The pods should also be at least 3 inches deep as the roots tend to grow long. There should also be holes at the bottom to facilitate proper drainage.
- Fill the peats with seed-starting mix with a little sand mixed in (if you are growing a dark-colored flower) and water it. Wait for the water to drain completely till the soil is only moist.
- Sow the seeds ¼ inch deep into the soil and cover the tray lightly as the seed will need a lot of light to germinate.
If you are growing two seeds on one pod, space the seeds by at least 6 inches.
- Cover the tray on which you are keeping your seed pods with a plastic cover and poke some holes in it.
- Keep the tray in a sunny spot in your house so it can get enough sunlight. If you do not get enough sun, keep the tray under grow lights.
- Keep the soil moist till the seeds germinate. Make sure the soil is not wet or soggy.
- The seeds should start to germinate between 1–2 weeks. Before you transplant it outdoors wait for a couple of leaves to start growing.
Remember to harden off your seedlings before planting them outdoors.
Where to Plant Hollyhock?
Your seedlings would be ready to be planted as soon as they are hardened off. It is better to transplant them before their roots get too long.
- The soil bed in which you plant your seedlings should be fertile, well-composted, and well-draining or water-retaining (as the variety of your plant needs).
- The location should be sunny. These plants grow well in partial shade too, but they should get a minimum of 6 hours of sun per day. The more the sun, the bigger the bloom.
- Plant them at least two feet apart from one another.
- Add a two-inch layer of organic mulch around each seedling.
- Water the plant well. Keep the soil moist the first few weeks after planting. But pay attention so that the soil does not get waterlogged.
- Each spring, add some more compost to the plant bed.
- As the plants grow taller, tie the tall stalks to a trellis to support them.
How to Deal with Pests and Diseases?
Seedlings are prone to attacks from slugs and snails. Japanese beetles and spider mites frequently attack them. It is advised to keep a close watch so they do not get eaten.

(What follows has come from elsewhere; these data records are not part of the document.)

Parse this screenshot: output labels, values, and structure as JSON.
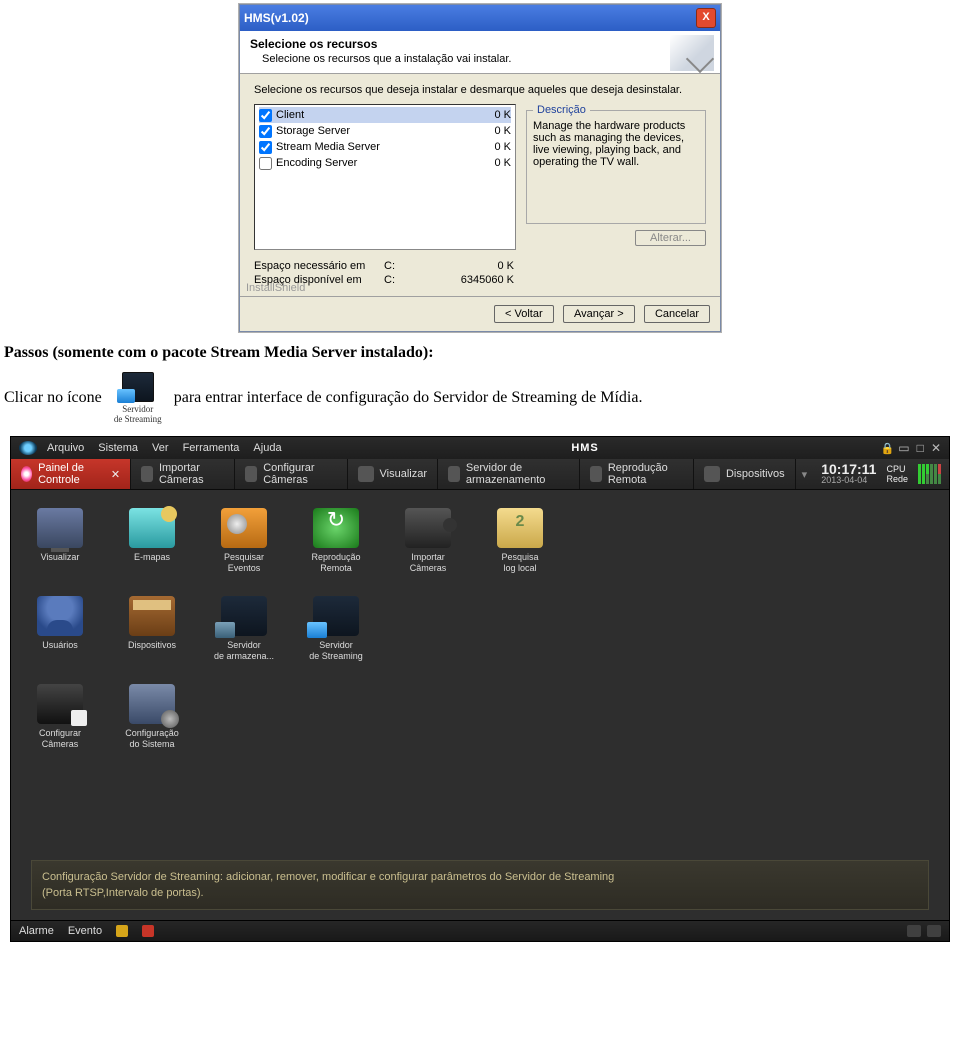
{
  "installer": {
    "title": "HMS(v1.02)",
    "heading": "Selecione os recursos",
    "subheading": "Selecione os recursos que a instalação vai instalar.",
    "intro": "Selecione os recursos que deseja instalar e desmarque aqueles que deseja desinstalar.",
    "components": [
      {
        "name": "Client",
        "size": "0 K",
        "checked": true,
        "selected": true
      },
      {
        "name": "Storage Server",
        "size": "0 K",
        "checked": true
      },
      {
        "name": "Stream Media Server",
        "size": "0 K",
        "checked": true
      },
      {
        "name": "Encoding Server",
        "size": "0 K",
        "checked": false
      }
    ],
    "description_legend": "Descrição",
    "description_text": "Manage the hardware products such as managing the devices, live viewing, playing back, and operating the TV wall.",
    "alterar": "Alterar...",
    "space_needed_label": "Espaço necessário em",
    "space_free_label": "Espaço disponível em",
    "space_drive": "C:",
    "space_needed_value": "0 K",
    "space_free_value": "6345060 K",
    "installshield": "InstallShield",
    "btn_back": "< Voltar",
    "btn_next": "Avançar >",
    "btn_cancel": "Cancelar"
  },
  "doc": {
    "passos": "Passos (somente com o pacote Stream Media Server instalado):",
    "line_pre": "Clicar no ícone",
    "line_post": "para entrar interface de configuração do Servidor de Streaming de Mídia.",
    "icon_label": "Servidor\nde Streaming"
  },
  "hms": {
    "menu": [
      "Arquivo",
      "Sistema",
      "Ver",
      "Ferramenta",
      "Ajuda"
    ],
    "title": "HMS",
    "tabs": [
      {
        "label": "Painel de Controle",
        "active": true
      },
      {
        "label": "Importar Câmeras"
      },
      {
        "label": "Configurar Câmeras"
      },
      {
        "label": "Visualizar"
      },
      {
        "label": "Servidor de armazenamento"
      },
      {
        "label": "Reprodução Remota"
      },
      {
        "label": "Dispositivos"
      }
    ],
    "clock_time": "10:17:11",
    "clock_date": "2013-04-04",
    "cpu": "CPU",
    "rede": "Rede",
    "icons": [
      {
        "label": "Visualizar",
        "cls": "ic-monitor"
      },
      {
        "label": "E-mapas",
        "cls": "ic-emap"
      },
      {
        "label": "Pesquisar\nEventos",
        "cls": "ic-folder"
      },
      {
        "label": "Reprodução\nRemota",
        "cls": "ic-reload"
      },
      {
        "label": "Importar\nCâmeras",
        "cls": "ic-cam"
      },
      {
        "label": "Pesquisa\nlog local",
        "cls": "ic-clipboard"
      },
      {
        "label": "Usuários",
        "cls": "ic-user"
      },
      {
        "label": "Dispositivos",
        "cls": "ic-drawer"
      },
      {
        "label": "Servidor\nde armazena...",
        "cls": "ic-server"
      },
      {
        "label": "Servidor\nde Streaming",
        "cls": "ic-stream"
      },
      {
        "label": "Configurar\nCâmeras",
        "cls": "ic-confcam"
      },
      {
        "label": "Configuração\ndo Sistema",
        "cls": "ic-confsys"
      }
    ],
    "icons_per_row": [
      6,
      4,
      2
    ],
    "hint_line1": "Configuração Servidor de Streaming: adicionar, remover, modificar e configurar parâmetros do Servidor de Streaming",
    "hint_line2": "(Porta RTSP,Intervalo de portas).",
    "status_alarm": "Alarme",
    "status_event": "Evento"
  }
}
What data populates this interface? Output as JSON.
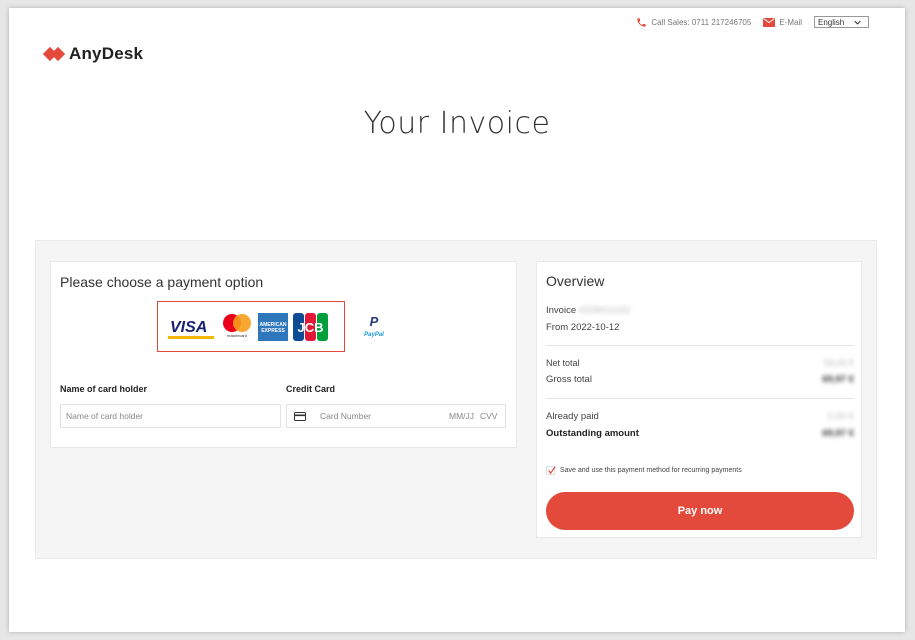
{
  "topbar": {
    "call_sales_label": "Call Sales:",
    "phone": "0711 217246705",
    "email_label": "E-Mail",
    "language": "English"
  },
  "brand": {
    "name": "AnyDesk",
    "color": "#e34a3c"
  },
  "page_title": "Your Invoice",
  "payment": {
    "heading": "Please choose a payment option",
    "methods": [
      "VISA",
      "mastercard",
      "AMERICAN EXPRESS",
      "JCB",
      "PayPal"
    ],
    "card_holder_label": "Name of card holder",
    "card_holder_placeholder": "Name of card holder",
    "credit_card_label": "Credit Card",
    "card_number_placeholder": "Card Number",
    "expiry_placeholder": "MM/JJ",
    "cvv_placeholder": "CVV"
  },
  "overview": {
    "heading": "Overview",
    "invoice_label": "Invoice",
    "invoice_number": "4328411162",
    "from_text": "From 2022-10-12",
    "net_total_label": "Net total",
    "net_total_value": "59,00 €",
    "gross_total_label": "Gross total",
    "gross_total_value": "69,97 €",
    "already_paid_label": "Already paid",
    "already_paid_value": "0,00 €",
    "outstanding_label": "Outstanding amount",
    "outstanding_value": "69,97 €",
    "save_method_text": "Save and use this payment method for recurring payments",
    "pay_button": "Pay now"
  }
}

The leaves of hollyhocks are prone to attacks from rust (Puccinia malcacearum). Spray fungicides to deal with this. The leaves are also prone to attacks by leaf spots and anthracnose.
Usually, the flowers are not affected by these attacks although the leaves have a rough time.
There are disease-resistant varieties available to plant—you should get those. And if one of your plants falls prey to disease, completely remove it from the vicinity of other plants and destroy it.